The mean plasma exposures of imetelstat after receiving an intravenous bolus dose at either 1 or 5 mg/kg as determined from both the SPE–LC–MS/MS method and the hybridization ELISA are shown in Figure 4; the data are virtually superimposable. As shown, the SPE–LC–MS/MS assay is slightly more sensitive than the hybridization ELISA and is capable of detecting plasma exposure of imetelstat above the LLOQ at one additional time point.

Conclusion

LC–MS/MS assay was developed for the quantitative analysis of imetelstat in preclinical and clinical plasma samples. The assay performance was fit for purpose and in line with typical bioanalytical acceptance criteria. Furthermore, the analysis of human and rat plasma samples using both methods, SPE–LC–MS/MS and hybridization extraction–LC–MS/MS yielded results that were comparable to those obtained using a validated hybridization ELISA assay.

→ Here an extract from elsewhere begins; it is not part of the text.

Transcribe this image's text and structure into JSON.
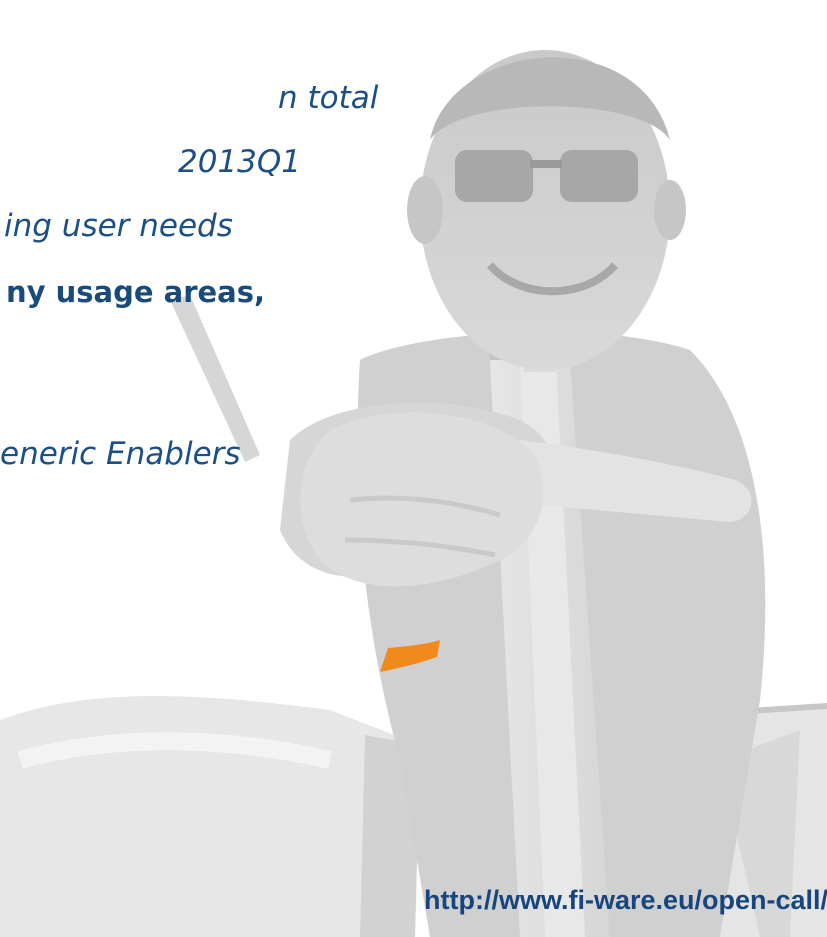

The presence of the lipid tail in imetelstat alters the overall physicochemical properties of the oligonucleotide such that classical ODN extraction approaches are not applicable. Two alternative extraction strategies in combination with LC–MS/MS were explored and qualified. The SPE approach using Clarity OTX anion exchange was optimized for recovery and to minimize matrix interferences, achieved through a fractionated extraction procedure. The hybridization extraction of an oligonucleotide in combination with LC–MS/MS is a novel approach and offers a more selective extraction, with a dynamic range dependent on the amount of capture probe. The specificity of this extraction toward truncated forms of imetelstat is currently unknown, although evidence suggests that this hybridization method is comparable to the validated hybridization ELISA. However, the mass spectrometric detection offers additional selectivity.

Future perspective

Development of quantitative LC–MS/MS assays for oligonucleotides continues to encounter some methodological challenges. Nevertheless, such methods are invaluable to support results obtained with ELISA or polymerase chain reaction (PCR) technology.

Cleanup using 2D chromatography, as well as trap/elute approaches or full orthogonal 2D strategies may enhance the signal stability. MicroLC with low flow rates could enhance ionization efficiency and reduce signal variability as less matrix is introduced. Strategies to avoid using HFIP and ion-pairing reagents as constituents in the mobile phase, such as by hydrophilic interaction LC before introduction to the MS, may strengthen the MS response.

High-resolution MS provides the benefit of improved selectivity and can eliminate the fragmentation step used in the multiple reaction monitoring approach, which results in nonselective product ions in case of oligonucleotides.

Oligonucleotide extraction from a biological matrix is a critical step, especially for oligonucleotides such as imetelstat, which combine a lipid tail at the 5′-position and a hydrophilic nucleotide strand. These characteristics alter the physicochemical properties, and the more traditional liquid extractions using chloroform–phenol approaches do not result in sufficient recovery. Disrupting the strong protein binding by use of organic solvents, detergents or proteinase K treatment can also be examined. With SPE, pretreatment with lysis buffer is essential; however for the hybridization approach, currently no special treatment for dissociation of the protein binding is included. The high hybridization affinity will probably displace the oligonucleotide from the proteins, to which it is bound. For hybridization extraction, understanding the functional specificity of assay conditions in relation to the truncated variants, as well as endogenous oligonucleotides present in the sample requires further exploration to apply and adapt this extraction method to new oligonucleotide sequences.

Finally, extraction of oligonucleotides from other biological matrices, such as tissue homogenates, is often a requirement in development programs. Whether the proposed approaches can successfully be applied to these matrices requires further elaboration.